Lin fired seven birdies against one bogey to take the outright lead with a three-day total of eight-under-par 208 at the North Bay Golf and Country Club.
Overnight leader Hsu Chia-jen struggled with his fitness as he registered a disappointing 75 for a 209 total to lie in second place at the US$90,000 Asian Development Tour tournament.
Local talent Hsu Mong-nan shot a 67 for a 211 total to lie in third place while Chan Yih-shin is a stroke back on 212. Myanmar’s Zaw Moe, Australian Brad Smith and Chang Yao-bin are tied in fifth place on 213.
Lin, a five-time Asian Tour winner, credited his strong iron play for his impressive round. He made the turn in 33 and edged his way ahead of the chasing pack with a birdie on the final hole.
“My short game was excellent. All my birdies were close and my game is in good condition. I just have to be wary of the green speeds and if I can do that, I’m confident of winning,” said Lin.
Lin will be inspired to shoot for glory as he hopes to keep his promise to his family and friends of winning one title every year.
“I told many of my friends and family that I will win a tournament every year and so far I haven’t won anything! Hopefully that will change tomorrow,” added the 36-year-old.

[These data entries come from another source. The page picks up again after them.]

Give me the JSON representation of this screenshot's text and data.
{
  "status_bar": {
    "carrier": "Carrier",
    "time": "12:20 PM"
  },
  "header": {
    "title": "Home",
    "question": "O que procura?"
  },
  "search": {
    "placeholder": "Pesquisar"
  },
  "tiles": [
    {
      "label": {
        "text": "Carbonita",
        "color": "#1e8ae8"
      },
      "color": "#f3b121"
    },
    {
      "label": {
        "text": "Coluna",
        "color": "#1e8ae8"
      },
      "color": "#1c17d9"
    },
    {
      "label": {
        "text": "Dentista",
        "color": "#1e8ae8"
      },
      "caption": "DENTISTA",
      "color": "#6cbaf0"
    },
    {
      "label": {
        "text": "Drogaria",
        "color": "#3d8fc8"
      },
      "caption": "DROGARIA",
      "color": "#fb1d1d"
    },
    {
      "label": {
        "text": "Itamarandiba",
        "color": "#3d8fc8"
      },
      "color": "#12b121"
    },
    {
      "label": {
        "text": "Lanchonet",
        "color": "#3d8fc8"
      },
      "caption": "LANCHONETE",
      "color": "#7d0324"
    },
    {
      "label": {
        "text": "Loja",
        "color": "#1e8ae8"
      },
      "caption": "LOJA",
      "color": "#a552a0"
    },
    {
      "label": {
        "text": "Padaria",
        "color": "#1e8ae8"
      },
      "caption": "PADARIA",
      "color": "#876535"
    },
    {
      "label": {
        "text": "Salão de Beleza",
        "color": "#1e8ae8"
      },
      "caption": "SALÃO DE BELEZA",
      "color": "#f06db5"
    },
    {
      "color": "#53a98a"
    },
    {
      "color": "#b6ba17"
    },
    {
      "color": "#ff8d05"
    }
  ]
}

Hsu, who is ranked fourth on the Asian Development Tour Order of Merit, mixed his round with two birdies against five bogeys and was disappointed not to take a share of the lead after a bogey on the final hole.
However, he remains optimistic of landing his first career victory and improving his standings on the Asian Development Tour Order of Merit where the top-three will earn their Asian Tour cards next season.
“This is a very important tournament for me because it is my best chance to improve my rankings on the Order of Merit. That is my goal this week.
“Lin Wen-tang is Chinese Taipei’s top player and it would be great if I could defeat him to the title. Many young players look up to him and to be able to beat him would be the icing on the cake,” said Hsu, whose grandfather Chi-san was a former Singapore Open champion.
Myanmar’s Moe struggled with his driver to finish on 73, five strokes behind the leader.
“My driving was horrible and it caused my round. I could have closed the gap on the leader but my driving let me down,” said Moe, who has won once on the Asian Tour.